After finding the gender differences in the vertebrae of contemporary skeletons and realizing they are related to the biomechanics of pregnancy, Whitcome did a comparative study of humans’ closest primate relatives.

Shapiro

Liza Shapiro

They did not find the adaptation in chimpanzees, orangutans or other primates, who walk on four limbs and carry a fetus below them.

“There are certain features associated with bipedalism,” Shapiro said. “The bone responds to the activity of walking.” When a baby starts walking, the full extent of the curvature develops simultaneously  The larger curvature in females, Shapiro said, appears to be a genetically based evolutionary advantage.

“Having to carry the fetus to term puts a strain on your body,” Shapiro said. “Early in evolution, without medical care, females would have to get through that without strain or back pain. This is unique to walking on two legs.”

Bipedalism dates back about six million years, so Whitcome looked for the oldest skeletal materials available of early hominins and found two early bipeds dating back about three million years: a female Australopithecus Afarensis named STS14 and a male Australopithecus Afarensis called STW431. Despite the difficulty of finding well-preserved vertebrae—a spongy bone that crushes easily during fossilization—both skeletons fortunately had well preserved skeletal lumbar remains.

“The female had the same features as modern human women, and the Australopithecus Afarensis male showed very similar anatomical features to modern human males,” Whitcome said. “The pattern is evident from the early fossil records.”

Whitcome said their findings are preliminary, so they are cautious since they have only these two specimens and sexing early fossils is not always reliable. But the finding in hominin ancestors and its absence in non-bipedal primates is strong evidence of the importance of the evolutionary adaptation.

“Those unique female characteristics are a solution to a biomechanical problem that came about six million years ago when our ancestors started walking on two feet,” Whitcome said.

Shapiro said scientists have discovered that changes in the spine occurred before another female adaptation for birth: the enlargement of the pelvis to accommodate the larger brains of later hominins, our own genus Homo.

“Bipedal walking is the first human-like feature we see,” Shapiro said. “Before stone tools, before big brains, it’s the hallmark of the evolution of humans.”

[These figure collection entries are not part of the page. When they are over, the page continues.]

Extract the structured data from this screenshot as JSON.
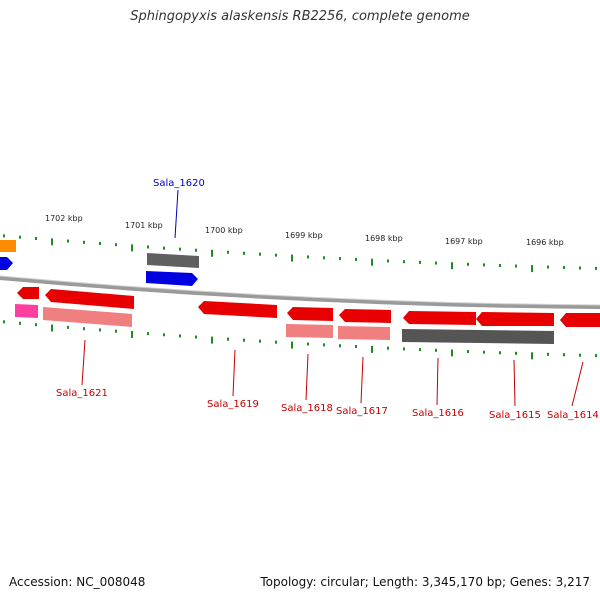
{
  "title": "Sphingopyxis alaskensis RB2256, complete genome",
  "footer": {
    "accession": "Accession: NC_008048",
    "topology": "Topology: circular; Length: 3,345,170 bp; Genes: 3,217"
  },
  "colors": {
    "backbone": "#8c8c8c",
    "tick": "#1e8c1e",
    "gene_red": "#e80000",
    "gene_pink": "#f08080",
    "gene_magenta": "#ff3fa0",
    "gene_gray": "#555555",
    "gene_blue": "#0000e0",
    "gene_orange": "#ff8c00",
    "label_red": "#c80000",
    "label_blue": "#0000c0"
  },
  "kbp_ticks": [
    "1702 kbp",
    "1701 kbp",
    "1700 kbp",
    "1699 kbp",
    "1698 kbp",
    "1697 kbp",
    "1696 kbp"
  ],
  "gene_labels": [
    {
      "name": "Sala_1620",
      "color": "blue"
    },
    {
      "name": "Sala_1621",
      "color": "red"
    },
    {
      "name": "Sala_1619",
      "color": "red"
    },
    {
      "name": "Sala_1618",
      "color": "red"
    },
    {
      "name": "Sala_1617",
      "color": "red"
    },
    {
      "name": "Sala_1616",
      "color": "red"
    },
    {
      "name": "Sala_1615",
      "color": "red"
    },
    {
      "name": "Sala_1614",
      "color": "red"
    }
  ]
}
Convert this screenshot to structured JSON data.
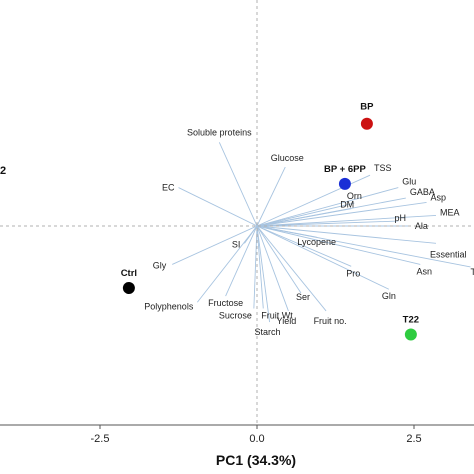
{
  "chart_data": {
    "type": "scatter",
    "subtype": "pca-biplot",
    "xlabel": "PC1 (34.3%)",
    "ylabel_partial": "2",
    "xlim": [
      -3.45,
      3.45
    ],
    "ylim": [
      -2.7,
      2.15
    ],
    "x_ticks": [
      {
        "value": -2.5,
        "label": "-2.5"
      },
      {
        "value": 0.0,
        "label": "0.0"
      },
      {
        "value": 2.5,
        "label": "2.5"
      }
    ],
    "colors": {
      "loading_line": "#a8c4e0",
      "origin_dash": "#b0b0b0",
      "Ctrl": "#000000",
      "BP": "#cc1111",
      "BP + 6PP": "#1a2fd6",
      "T22": "#2ecc40"
    },
    "samples": [
      {
        "name": "BP",
        "x": 1.75,
        "y": 1.65
      },
      {
        "name": "BP + 6PP",
        "x": 1.4,
        "y": 0.68
      },
      {
        "name": "Ctrl",
        "x": -2.04,
        "y": -1.0
      },
      {
        "name": "T22",
        "x": 2.45,
        "y": -1.75
      }
    ],
    "loadings": [
      {
        "name": "Soluble proteins",
        "x": -0.6,
        "y": 1.35
      },
      {
        "name": "Glucose",
        "x": 0.45,
        "y": 0.95
      },
      {
        "name": "EC",
        "x": -1.25,
        "y": 0.62
      },
      {
        "name": "TSS",
        "x": 1.8,
        "y": 0.82
      },
      {
        "name": "Glu",
        "x": 2.25,
        "y": 0.62
      },
      {
        "name": "GABA",
        "x": 2.37,
        "y": 0.45
      },
      {
        "name": "Asp",
        "x": 2.7,
        "y": 0.38
      },
      {
        "name": "Orn",
        "x": 1.55,
        "y": 0.37
      },
      {
        "name": "DM",
        "x": 1.5,
        "y": 0.28
      },
      {
        "name": "MEA",
        "x": 2.85,
        "y": 0.17
      },
      {
        "name": "pH",
        "x": 2.25,
        "y": 0.08
      },
      {
        "name": "Ala",
        "x": 2.45,
        "y": 0.0
      },
      {
        "name": "Lycopene",
        "x": 0.95,
        "y": -0.18
      },
      {
        "name": "Essential",
        "x": 2.85,
        "y": -0.28
      },
      {
        "name": "SI",
        "x": -0.2,
        "y": -0.28
      },
      {
        "name": "Gly",
        "x": -1.35,
        "y": -0.62
      },
      {
        "name": "Asn",
        "x": 2.6,
        "y": -0.62
      },
      {
        "name": "T",
        "x": 3.4,
        "y": -0.66
      },
      {
        "name": "Pro",
        "x": 1.5,
        "y": -0.65
      },
      {
        "name": "Gln",
        "x": 2.1,
        "y": -1.02
      },
      {
        "name": "Ser",
        "x": 0.7,
        "y": -1.08
      },
      {
        "name": "Fructose",
        "x": -0.5,
        "y": -1.13
      },
      {
        "name": "Polyphenols",
        "x": -0.95,
        "y": -1.23
      },
      {
        "name": "Yield",
        "x": 0.5,
        "y": -1.37
      },
      {
        "name": "Fruit no.",
        "x": 1.1,
        "y": -1.37
      },
      {
        "name": "Sucrose",
        "x": -0.05,
        "y": -1.33
      },
      {
        "name": "Fruit Wt",
        "x": 0.1,
        "y": -1.33
      },
      {
        "name": "Starch",
        "x": 0.2,
        "y": -1.55
      }
    ]
  }
}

That hallmark has not necessarily come without a price though. Shapiro has always been interested in the evolution of bipedalism and the impact that walking has on our bodies.

“We try to figure out what is bipedalism good for and why did it evolve, but it also comes with costs,” she said. “There are many aspects of our body that suffer from walking on two legs at all times. What are the compromises your body is making because of this walking and how does this affect your body negatively?”

Shapiro explained that evolution must work with what was already present in a creature. The spine curvature helps with balancing the upper and lower body, but it puts the vertebrae in a precarious situation.

“There’s new interest in medicine and in taking an evolutionary perspective in understanding the body,” Shapiro said.

If people understand there is a natural weakness that can lead to problems like fractures and slipped disks, then it may help in understanding how to strengthen those muscles to lessen the likelihood of injury.

“Everybody is susceptible to that, and it’s interesting to me that it comes from evolutionary reasons,” she said.

She described how leaning back while pregnant is necessary for countering the mass of the fetus on the front, but it puts a lot of pressure on the spine. As that curve is accentuated, the vertebrae begin pulling apart and pushing into one another, creating a stress that can damage the vertebrae. The extra curvature in women is one way evolution has corrected somewhat for that weakness.

“Natural selection would act to select for an adaptation in the spine that would enhance the survivability of females that are pregnant,” she said. “If you have to find your food and escape predators, you can’t hobble around while pregnant. Whoever had a spine could better survive, and there’s nothing more important in evolution than your babies surviving.”